Возможно, подобные мысли занимали Сенеку той трагической ночью в Мизенах.
Но рассуждения Сенеки, основанные на «чувстве уместности» — еще одной стоической добродетели, какими бы весомыми они ни выглядели с точки зрения его совести, вряд ли могли избавить от душевной муки Нерона. Чувство жестокого раскаяния преследовало того на протяжении многих месяцев, и древние историки не отказали себе в удовольствии описать его переживания в самых драматических тонах. Отнюдь не случайно в «Письмах к Луцилию» Сенека настойчиво подчеркивает, что такая вещь, как угрызения совести, является реально существующей, мало того, она играет огромную роль во внутренней жизни человека. Ранний стоицизм расценивал угрызения совести как слабость, порожденную ложными суждениями, следовательно, неведомую мудрецу. Напротив, эпикурейцы считали угрызения совести вполне реальным чувством, но трактовали его с позиций, вызвавших решительное несогласие Сенеки. Провинившийся человек, учит Сенека, испытывает чувство глубокого беспокойства не потому, что боится разоблачения или наказания, а потому, что совершенный неблаговидный поступок сам по себе рождает в душе непреодолимое чувство вины (paenitentia).Зло — ржавчина души, дурное семя, из которого не может взрасти ничего, кроме боли, подобно тому, как из оливковой косточки всегда вырастает олива, и никогда — смоковница. В этом вопросе Сенека, вне всякого сомнения, опирался на физическое учение о добрых и злых делах, лежащее в русле ортодоксального стоицизма. Он не вносит ничего нового в это учение, но примечательно другое — он уделяет анализу этого чувства такое большое внимание, какого до него не уделял ни один представитель школы.

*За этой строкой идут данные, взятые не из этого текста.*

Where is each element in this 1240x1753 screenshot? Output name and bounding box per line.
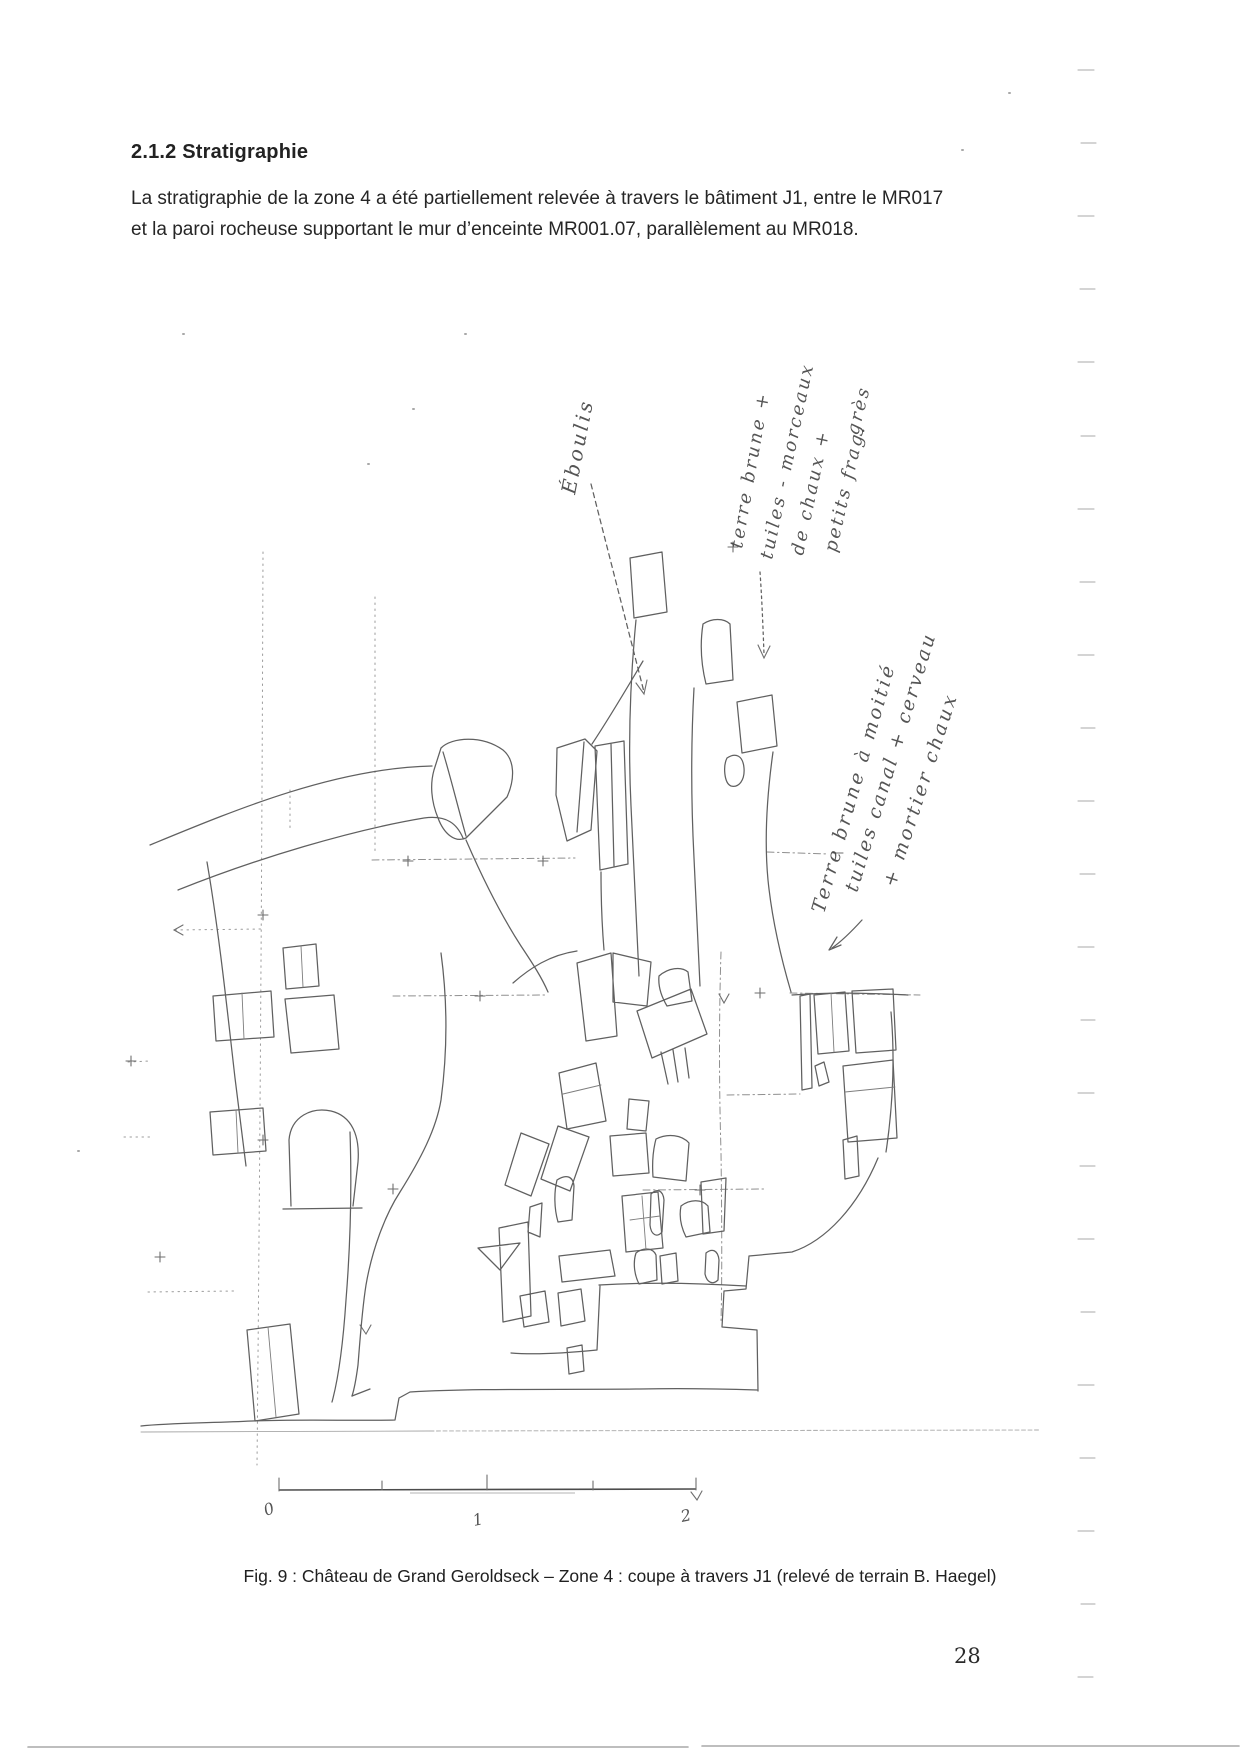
excavation-pit-profile [141, 1283, 757, 1426]
left-wall-stones [210, 944, 362, 1421]
eboulis-arrow [591, 484, 644, 692]
ruled-base-line-dotted [430, 1430, 1040, 1431]
bottom-scan-edge [28, 1746, 1239, 1747]
upper-layer-label-line: grès [842, 384, 874, 438]
scan-artifacts [28, 70, 1239, 1747]
stones [210, 552, 897, 1421]
upper-layer-arrow [760, 572, 764, 654]
lower-layer-arrow [829, 920, 862, 950]
scale-label-2: 2 [678, 1505, 693, 1526]
scale-label-1: 1 [471, 1509, 485, 1530]
scan-specks [78, 93, 1010, 1151]
scale-bar-ticks [279, 1475, 702, 1500]
ruled-base-line [141, 1431, 430, 1432]
dotted-guide-lines [124, 552, 375, 1465]
scale-label-0: 0 [261, 1498, 277, 1519]
figure-caption: Fig. 9 : Château de Grand Geroldseck – Z… [100, 1566, 1140, 1587]
scale-bar: 0 1 2 [261, 1475, 702, 1530]
handwritten-annotations: Éboulis terre brune + tuiles - morceaux … [556, 361, 962, 915]
eboulis-label: Éboulis [556, 397, 598, 497]
binding-edge-marks [1078, 70, 1096, 1677]
page-number: 28 [954, 1644, 981, 1668]
terrain-outlines [141, 620, 908, 1426]
stone-inner-lines [236, 946, 895, 1417]
scanned-report-page: 2.1.2 Stratigraphie La stratigraphie de … [0, 0, 1240, 1753]
stratigraphy-section-sketch: Éboulis terre brune + tuiles - morceaux … [0, 0, 1240, 1753]
survey-cross-ticks [126, 542, 843, 1334]
dash-dot-level-lines [372, 852, 920, 1322]
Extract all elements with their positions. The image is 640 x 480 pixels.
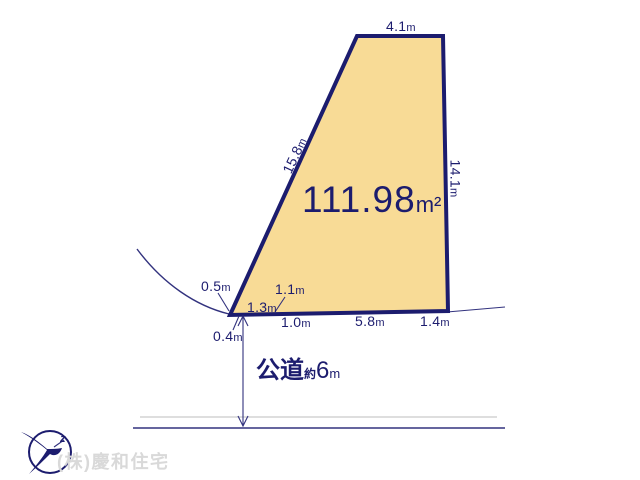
measurement-unit: m [406, 22, 415, 34]
measurement-bottom-10: 1.0m [281, 315, 311, 330]
road-approx: 約 [304, 367, 316, 381]
measurement-unit: m [440, 317, 449, 329]
road-width-unit: m [329, 366, 340, 381]
area-value: 111.98 [302, 179, 416, 220]
area-unit: m² [416, 192, 442, 217]
measurement-corner-13: 1.3m [247, 300, 277, 315]
measurement-unit: m [301, 318, 310, 330]
measurement-corner-11: 1.1m [275, 282, 305, 297]
measurement-value: 1.3 [247, 299, 267, 315]
measurement-unit: m [233, 332, 242, 344]
area-label: 111.98m² [302, 181, 441, 218]
company-name: (株)慶和住宅 [57, 448, 170, 474]
measurement-value: 1.1 [275, 281, 295, 297]
road-label: 公道約6m [256, 359, 340, 383]
diagram-canvas: z [0, 0, 640, 480]
road-name: 公道 [256, 357, 304, 384]
land-plot-diagram: z 4.1m 15.8m 14.1m 0.5m 1.1m 1.3m 1.0m 5… [0, 0, 640, 480]
measurement-value: 1.4 [420, 313, 440, 329]
leader-line-04 [233, 316, 239, 330]
measurement-unit: m [221, 282, 230, 294]
measurement-value: 1.0 [281, 314, 301, 330]
svg-text:z: z [59, 433, 66, 445]
measurement-corner-05: 0.5m [201, 279, 231, 294]
measurement-value: 14.1 [447, 160, 463, 188]
measurement-bottom-58: 5.8m [355, 314, 385, 329]
measurement-value: 0.5 [201, 278, 221, 294]
leader-line-05 [218, 293, 229, 311]
measurement-value: 5.8 [355, 313, 375, 329]
measurement-bottom-14: 1.4m [420, 314, 450, 329]
measurement-unit: m [267, 303, 276, 315]
measurement-value: 4.1 [386, 18, 406, 34]
measurement-top: 4.1m [386, 19, 416, 34]
measurement-corner-04: 0.4m [213, 329, 243, 344]
plot-polygon [230, 36, 448, 315]
road-width-value: 6 [316, 357, 329, 384]
measurement-unit: m [375, 317, 384, 329]
road-extension-line [447, 307, 505, 312]
measurement-unit: m [295, 285, 304, 297]
measurement-unit: m [447, 188, 459, 197]
measurement-right: 14.1m [447, 160, 462, 198]
measurement-value: 0.4 [213, 328, 233, 344]
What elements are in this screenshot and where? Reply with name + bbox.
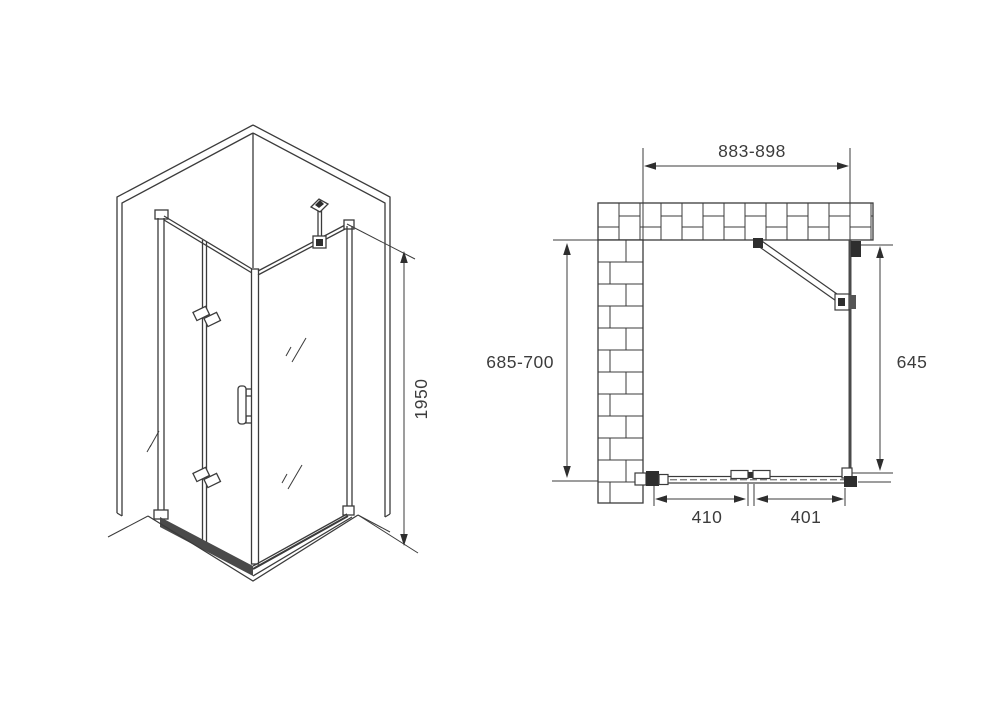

Не так давно появились исследования, посвященные теме «больной совести» у Сенеки — одной из излюбленных тем философа. Авторы этих работ не только справедливо указывают на эпикурейские корни, из которых берет начало проводимый Сенекой анализ (действительно, каждый раз, когда встает необходимость проиллюстрировать стоические силлогизмы, Сенека использует конкретные примеры психологического порядка), но также доказывают, что немалую роль в формировании этой концепции сыграла традиция греческих моралистов, предшественников Эпикура. Следует отметить и еще одно обстоятельство. Идея раскаяния хоть и возникает в творчестве Сенеки до кризиса 59 года, но носит здесь гораздо менее ощутимый, менее «насущный» характер, практически целиком ограничиваясь традиционной темой страданий, которыми терзается тиран. Или, скажем, в трактате «О счастливой жизни» совесть и вовсе названа источником счастья, поскольку служит выражением чувства собственной добродетели. Иное дело после 59 года. Теперь уже совесть становится источником страданий для человека, совершившего преступление. Такая трактовка появляется не только в «Письмах к Луцилию», но и в трактате «О благодеяниях». Можно с достаточной степенью достоверности предположить, что акцент на теме «больной совести» усилился не в результате ознакомления Сенеки с каким-либо новым философским источником, а в результате напряженного осмысления опыта, пережитого Нероном.
Эта гипотеза кажется нам тем более вероятной, что в том же самом трактате «О благодеяниях» автор определенно ссылается и на опыт собственного пребывания при дворе Нерона. Целая пространная глава посвящена тому, какие услуги приближенные могут оказывать принцепсу и чего последний оказывается в жизни лишен. Сенека пишет о лживости царедворцев, которые льстят, вместо того чтобы советовать, и о последствиях их лжи; о бессмысленных войнах; о нарушении согласия; о безмерном тщеславии. За каждым словом, написанным Сенекой в эти последние годы его жизни, когда со смертью Бурра пришел конец и его власти (как свидетельствуют знаменитые строки Тацита), стоят реальные факты. Бессмысленная война — это, бесспорно, возобновление военных действий в Армении, неосторожно доверенное Цезеннию Пету и завершившееся кровавым поражением. Порушенное согласие — это охлаждение Нерона к Сенеке и, что еще хуже, разрыв с Тразеей, случившийся в 63 году, как ни призывал философ принцепса не ссориться с самым влиятельным членом сенаторской партии.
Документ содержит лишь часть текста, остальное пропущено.